To practice pursed lip breathing:

  1. Relax your neck and shoulders
  2. Close your mouth and inhale through your nose for two counts
  3. Purse your lips as if you are whistling or sucking a straw
  4. Exhale slowly through your lips for four counts

Don't worry about maintaining the exercise for very long at first. Start with 2-5 minutes a day and increase it as you become more comfortable. Follow a schedule every day and you'll be a mindfulness breathing pro in no time.

2. Diaphragmatic Breathing

This is another breathing exercise that can be used on its own or in combination with other mindfulness exercises. Unlike pursed lip breathing, you'll probably want to be at home for this one since it involves lying down.

  1. Lie down with your head on a pillow and your knees comfortably bent
  2. Place your hands on your upper chest and diaphragm to be able to feel the movement as you breathe
  3. Inhale through your nose and feel your stomach expand
  4. Exhale through pursed lips and try to keep the hand on your chest perfectly still

Do your best not to fall asleep though you may feel relaxed. Take this moment once you become comfortable with the breathing pattern to get in touch with the emotions you felt throughout the day.

3. Lion's Breath

While the other breathing exercises are focused on achieving calm and relaxation, lion's breath is an energizing technique. It can also relieve tension in your face and neck.
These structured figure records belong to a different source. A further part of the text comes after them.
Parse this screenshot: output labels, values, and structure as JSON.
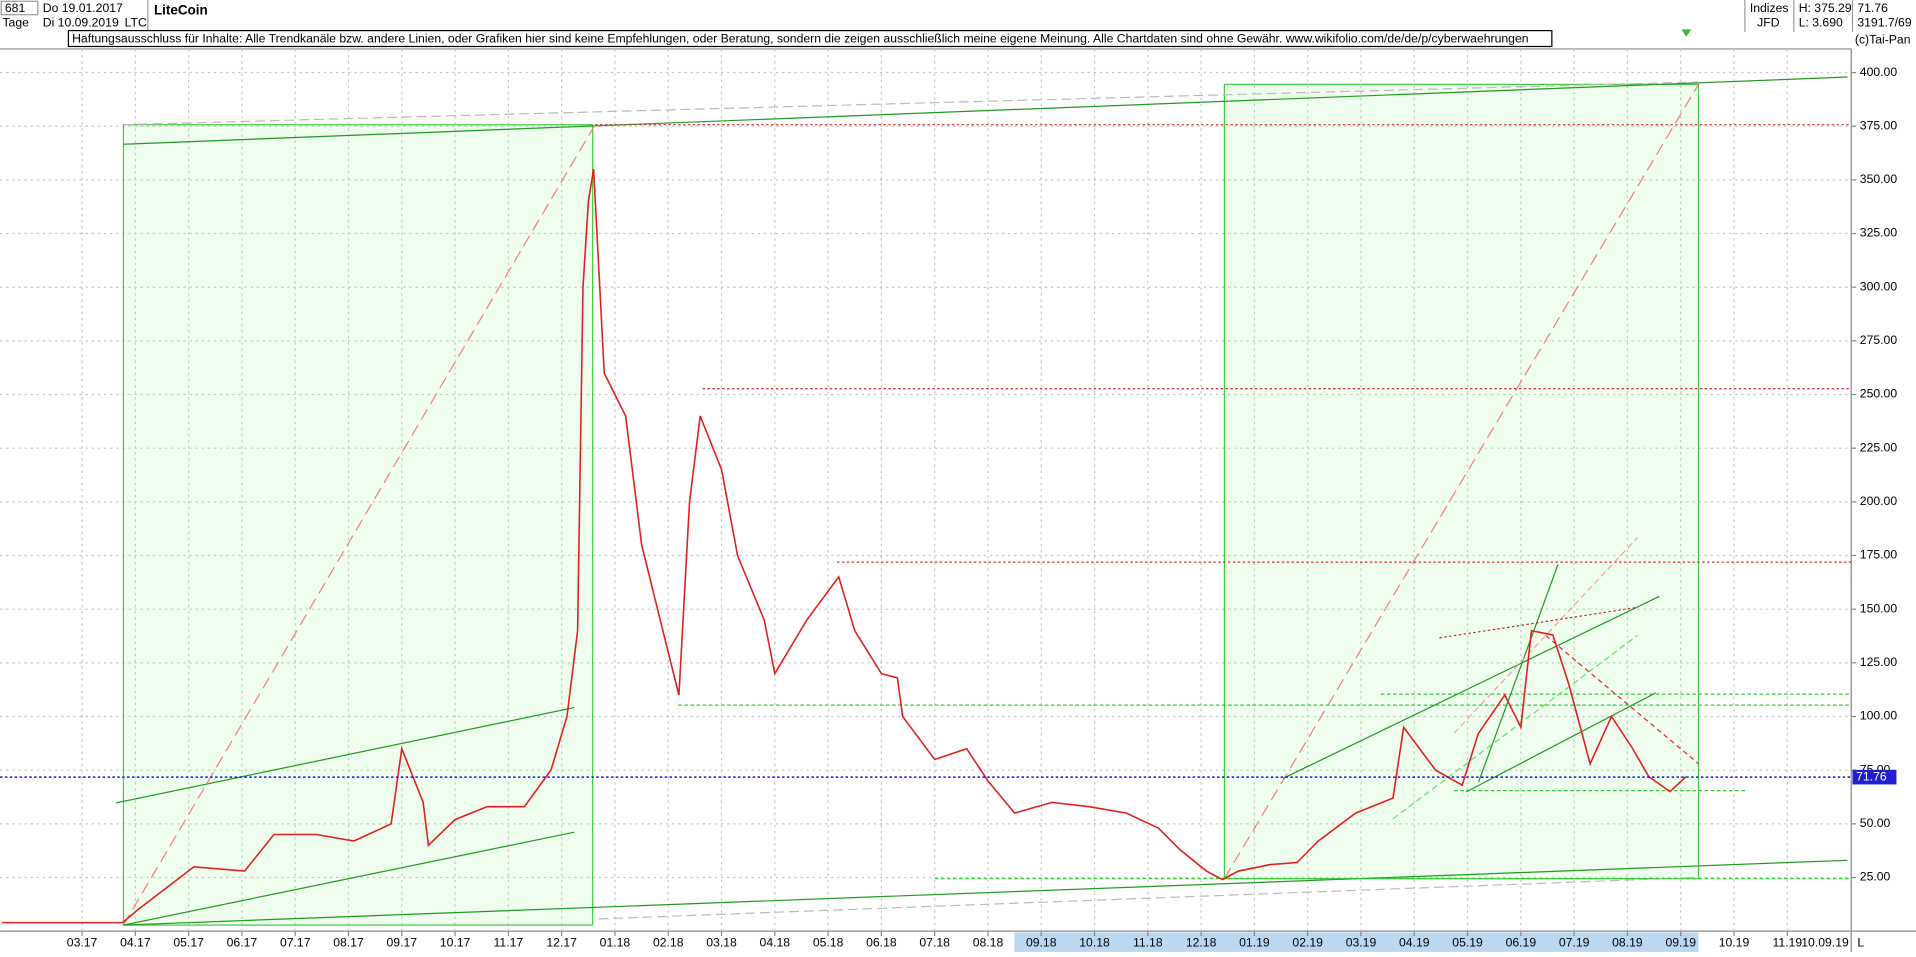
{
  "header": {
    "period": "681",
    "start_date": "Do 19.01.2017",
    "unit": "Tage",
    "end_date": "Di 10.09.2019",
    "disclaimer": "Haftungsausschluss für Inhalte: Alle Trendkanäle bzw. andere Linien, oder Grafiken hier sind keine Empfehlungen, oder Beratung, sondern die zeigen ausschließlich meine eigene Meinung. Alle Chartdaten sind ohne Gewähr.  www.wikifolio.com/de/de/p/cyberwaehrungen",
    "market": "Indizes",
    "source": "JFD",
    "high": "H: 375.29",
    "low": "L: 3.690",
    "counter": "3191.7/69",
    "copyright": "(c)Tai-Pan"
  },
  "chart_data": {
    "type": "line",
    "title": "LiteCoin",
    "symbol": "LTC",
    "color": "#e02020",
    "x": [
      0.5,
      2.76,
      3.05,
      4.1,
      5.05,
      5.6,
      6.4,
      7.1,
      7.8,
      8.0,
      8.4,
      8.5,
      9.0,
      9.6,
      10.3,
      10.8,
      11.1,
      11.3,
      11.4,
      11.5,
      11.6,
      11.8,
      12.2,
      12.5,
      12.8,
      13.2,
      13.4,
      13.6,
      14.0,
      14.3,
      14.8,
      15.0,
      15.6,
      16.2,
      16.5,
      17.0,
      17.3,
      17.4,
      18.0,
      18.6,
      19.0,
      19.5,
      20.2,
      20.9,
      21.6,
      22.2,
      22.6,
      23.1,
      23.4,
      23.7,
      24.3,
      24.8,
      25.2,
      25.9,
      26.6,
      26.8,
      27.4,
      27.9,
      28.2,
      28.7,
      29.0,
      29.2,
      29.6,
      29.9,
      30.3,
      30.7,
      31.1,
      31.4,
      31.8,
      32.1
    ],
    "values": [
      4,
      4,
      10,
      30,
      28,
      45,
      45,
      42,
      50,
      85,
      60,
      40,
      52,
      58,
      58,
      75,
      100,
      140,
      300,
      340,
      355,
      260,
      240,
      180,
      150,
      110,
      200,
      240,
      215,
      175,
      145,
      120,
      145,
      165,
      140,
      120,
      118,
      100,
      80,
      85,
      70,
      55,
      60,
      58,
      55,
      48,
      38,
      28,
      24,
      28,
      31,
      32,
      42,
      55,
      62,
      95,
      75,
      68,
      92,
      110,
      95,
      140,
      138,
      115,
      78,
      100,
      85,
      72,
      65,
      72
    ],
    "last_value": 71.76,
    "xlim": [
      0.46,
      35.2
    ],
    "xticks": [
      {
        "value": 2,
        "label": "03.17"
      },
      {
        "value": 3,
        "label": "04.17"
      },
      {
        "value": 4,
        "label": "05.17"
      },
      {
        "value": 5,
        "label": "06.17"
      },
      {
        "value": 6,
        "label": "07.17"
      },
      {
        "value": 7,
        "label": "08.17"
      },
      {
        "value": 8,
        "label": "09.17"
      },
      {
        "value": 9,
        "label": "10.17"
      },
      {
        "value": 10,
        "label": "11.17"
      },
      {
        "value": 11,
        "label": "12.17"
      },
      {
        "value": 12,
        "label": "01.18"
      },
      {
        "value": 13,
        "label": "02.18"
      },
      {
        "value": 14,
        "label": "03.18"
      },
      {
        "value": 15,
        "label": "04.18"
      },
      {
        "value": 16,
        "label": "05.18"
      },
      {
        "value": 17,
        "label": "06.18"
      },
      {
        "value": 18,
        "label": "07.18"
      },
      {
        "value": 19,
        "label": "08.18"
      },
      {
        "value": 20,
        "label": "09.18"
      },
      {
        "value": 21,
        "label": "10.18"
      },
      {
        "value": 22,
        "label": "11.18"
      },
      {
        "value": 23,
        "label": "12.18"
      },
      {
        "value": 24,
        "label": "01.19"
      },
      {
        "value": 25,
        "label": "02.19"
      },
      {
        "value": 26,
        "label": "03.19"
      },
      {
        "value": 27,
        "label": "04.19"
      },
      {
        "value": 28,
        "label": "05.19"
      },
      {
        "value": 29,
        "label": "06.19"
      },
      {
        "value": 30,
        "label": "07.19"
      },
      {
        "value": 31,
        "label": "08.19"
      },
      {
        "value": 32,
        "label": "09.19"
      },
      {
        "value": 33,
        "label": "10.19"
      },
      {
        "value": 34,
        "label": "11.19"
      }
    ],
    "end_label": "10.09.19",
    "corner_label": "L",
    "ylim": [
      0,
      411
    ],
    "yticks": [
      {
        "value": 25,
        "label": "25.00"
      },
      {
        "value": 50,
        "label": "50.00"
      },
      {
        "value": 75,
        "label": "75.00"
      },
      {
        "value": 100,
        "label": "100.00"
      },
      {
        "value": 125,
        "label": "125.00"
      },
      {
        "value": 150,
        "label": "150.00"
      },
      {
        "value": 175,
        "label": "175.00"
      },
      {
        "value": 200,
        "label": "200.00"
      },
      {
        "value": 225,
        "label": "225.00"
      },
      {
        "value": 250,
        "label": "250.00"
      },
      {
        "value": 275,
        "label": "275.00"
      },
      {
        "value": 300,
        "label": "300.00"
      },
      {
        "value": 325,
        "label": "325.00"
      },
      {
        "value": 350,
        "label": "350.00"
      },
      {
        "value": 375,
        "label": "375.00"
      },
      {
        "value": 400,
        "label": "400.00"
      }
    ],
    "grid": true
  }
}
  1. Sit in whatever way is most comfortable for you
  2. Place your palms on your knees and spread your fingers wide
  3. Inhale deeply through your nose with your eyes wide open
  4. While you exhale open your mouth wide and stick out your tongue downwards
  5. Exhale and make a long "ha" sound

This isn't the best exercise for thinking about other things. You can use it before your other mindfulness exercises though if you're feeling tired out beforehand.

4. Mindful Listening

You probably notice many things throughout your day through sight, but mindfulness encourages the use of your other senses to stay present in the moment as well. This exercise will help you use listening as another sense to stay mindful with. It's best to be done with a group.
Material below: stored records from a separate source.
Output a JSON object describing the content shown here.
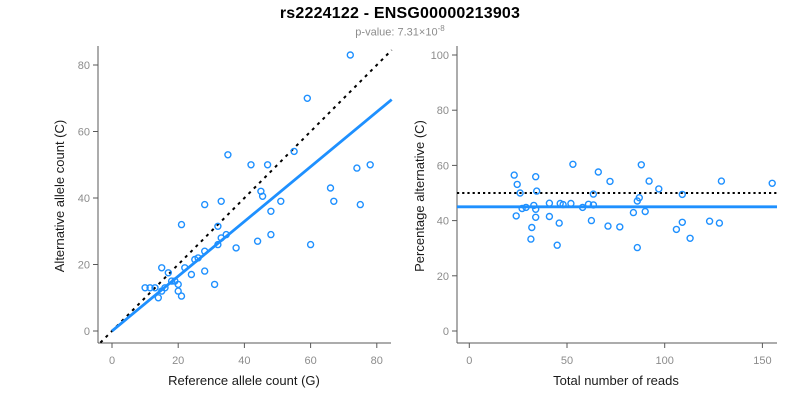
{
  "figure": {
    "title": "rs2224122 - ENSG00000213903",
    "pvalue_label": "p-value: 7.31×10",
    "pvalue_exponent": "-8"
  },
  "colors": {
    "accent_blue": "#1E90FF",
    "reference_line_black": "#000000",
    "tick_label_gray": "#8C8C8C",
    "axis_gray": "#595959"
  },
  "chart_data": [
    {
      "id": "allele-count-scatter",
      "type": "scatter",
      "xlabel": "Reference allele count (G)",
      "ylabel": "Alternative allele count (C)",
      "xlim": [
        0,
        80
      ],
      "ylim": [
        0,
        80
      ],
      "x_ticks": [
        0,
        20,
        40,
        60,
        80
      ],
      "y_ticks": [
        0,
        20,
        40,
        60,
        80
      ],
      "grid": false,
      "point_color": "#1E90FF",
      "points": [
        [
          10,
          13
        ],
        [
          11.5,
          13
        ],
        [
          13,
          13
        ],
        [
          14,
          10
        ],
        [
          15,
          12
        ],
        [
          15,
          19
        ],
        [
          16,
          13
        ],
        [
          17,
          17.5
        ],
        [
          18,
          15
        ],
        [
          19,
          15
        ],
        [
          20,
          14
        ],
        [
          20,
          12
        ],
        [
          21,
          10.5
        ],
        [
          21,
          32
        ],
        [
          22,
          19
        ],
        [
          24,
          17
        ],
        [
          25,
          21.5
        ],
        [
          26,
          22
        ],
        [
          28,
          18
        ],
        [
          28,
          24
        ],
        [
          28,
          38
        ],
        [
          31,
          14
        ],
        [
          32,
          26
        ],
        [
          32,
          31.5
        ],
        [
          33,
          28
        ],
        [
          33,
          39
        ],
        [
          34.5,
          29
        ],
        [
          35,
          53
        ],
        [
          37.5,
          25
        ],
        [
          42,
          50
        ],
        [
          44,
          27
        ],
        [
          45,
          42
        ],
        [
          45.5,
          40.5
        ],
        [
          47,
          50
        ],
        [
          48,
          29
        ],
        [
          48,
          36
        ],
        [
          51,
          39
        ],
        [
          55,
          54
        ],
        [
          59,
          70
        ],
        [
          60,
          26
        ],
        [
          66,
          43
        ],
        [
          67,
          39
        ],
        [
          72,
          83
        ],
        [
          74,
          49
        ],
        [
          75,
          38
        ],
        [
          78,
          50
        ]
      ],
      "lines": [
        {
          "name": "identity-line",
          "style": "dashed",
          "color": "#000000",
          "x1": -3.5,
          "y1": -3.5,
          "x2": 84.5,
          "y2": 84.5
        },
        {
          "name": "fit-line",
          "style": "solid",
          "color": "#1E90FF",
          "x1": 0,
          "y1": 0,
          "x2": 84.5,
          "y2": 69.6
        }
      ]
    },
    {
      "id": "percentage-scatter",
      "type": "scatter",
      "xlabel": "Total number of reads",
      "ylabel": "Percentage alternative (C)",
      "xlim": [
        0,
        150
      ],
      "ylim": [
        0,
        100
      ],
      "x_ticks": [
        0,
        50,
        100,
        150
      ],
      "y_ticks": [
        0,
        20,
        40,
        60,
        80,
        100
      ],
      "grid": false,
      "point_color": "#1E90FF",
      "points": [
        [
          23,
          56.5
        ],
        [
          24.5,
          53.1
        ],
        [
          26,
          50
        ],
        [
          24,
          41.7
        ],
        [
          27,
          44.4
        ],
        [
          34,
          55.9
        ],
        [
          29,
          44.8
        ],
        [
          34.5,
          50.7
        ],
        [
          33,
          45.5
        ],
        [
          34,
          44.1
        ],
        [
          34,
          41.2
        ],
        [
          32,
          37.5
        ],
        [
          31.5,
          33.3
        ],
        [
          53,
          60.4
        ],
        [
          41,
          46.3
        ],
        [
          41,
          41.5
        ],
        [
          46.5,
          46.2
        ],
        [
          48,
          45.8
        ],
        [
          46,
          39.1
        ],
        [
          52,
          46.2
        ],
        [
          66,
          57.6
        ],
        [
          45,
          31.1
        ],
        [
          58,
          44.8
        ],
        [
          63.5,
          49.6
        ],
        [
          61,
          45.9
        ],
        [
          72,
          54.2
        ],
        [
          63.5,
          45.7
        ],
        [
          88,
          60.2
        ],
        [
          62.5,
          40
        ],
        [
          92,
          54.3
        ],
        [
          71,
          38
        ],
        [
          87,
          48.3
        ],
        [
          86,
          47.1
        ],
        [
          97,
          51.5
        ],
        [
          77,
          37.7
        ],
        [
          84,
          42.9
        ],
        [
          90,
          43.3
        ],
        [
          109,
          49.5
        ],
        [
          129,
          54.3
        ],
        [
          86,
          30.2
        ],
        [
          109,
          39.4
        ],
        [
          106,
          36.8
        ],
        [
          155,
          53.5
        ],
        [
          123,
          39.8
        ],
        [
          113,
          33.6
        ],
        [
          128,
          39.1
        ]
      ],
      "lines": [
        {
          "name": "null-line",
          "style": "dotted",
          "color": "#000000",
          "y": 50
        },
        {
          "name": "mean-line",
          "style": "solid",
          "color": "#1E90FF",
          "y": 45
        }
      ]
    }
  ]
}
  1. Think about one thing you are stressed about and one thing that you are excited for
  2. Go around the group and have everyone share their two items
  3. Pay attention to how it feels to speak and the different sensations related to the stressful thing and the exciting thing
  4. Pay close attention to others as they share and take note of when you get distracted from listening and what those distractions are

By identifying your distractions, you may have more success in passing through them more quickly in the future. Learning how to be fully present in your listening will strengthen your relationship with others as you feel connected to their experiences.

5. The Five Senses Exercise

This is one of the most popular mindfulness exercises. It's useful as an everyday practice, but can also be used to lessen the effects of panic and anxiety attacks in the moment. Like mindful listening, it calls attention to the other senses you may ignore that can help ground you.

  1. Notice five things you can see
  2. Notice four things you can feel
  3. Notice three things you can heart
  4. Notice two things you can smell
  5. Notice one thing you can taste

The senses are ordered by how easy they are to identify. At first, it may seem unlikely that you'd notice something to taste. But even taking a deep breath has a taste.

Staying Mindful For a More Positive Life

By practicing these mindfulness exercises, you'll find yourself a more grounded and positive person. They take time to master, but before you know it you may even do them unconsciously.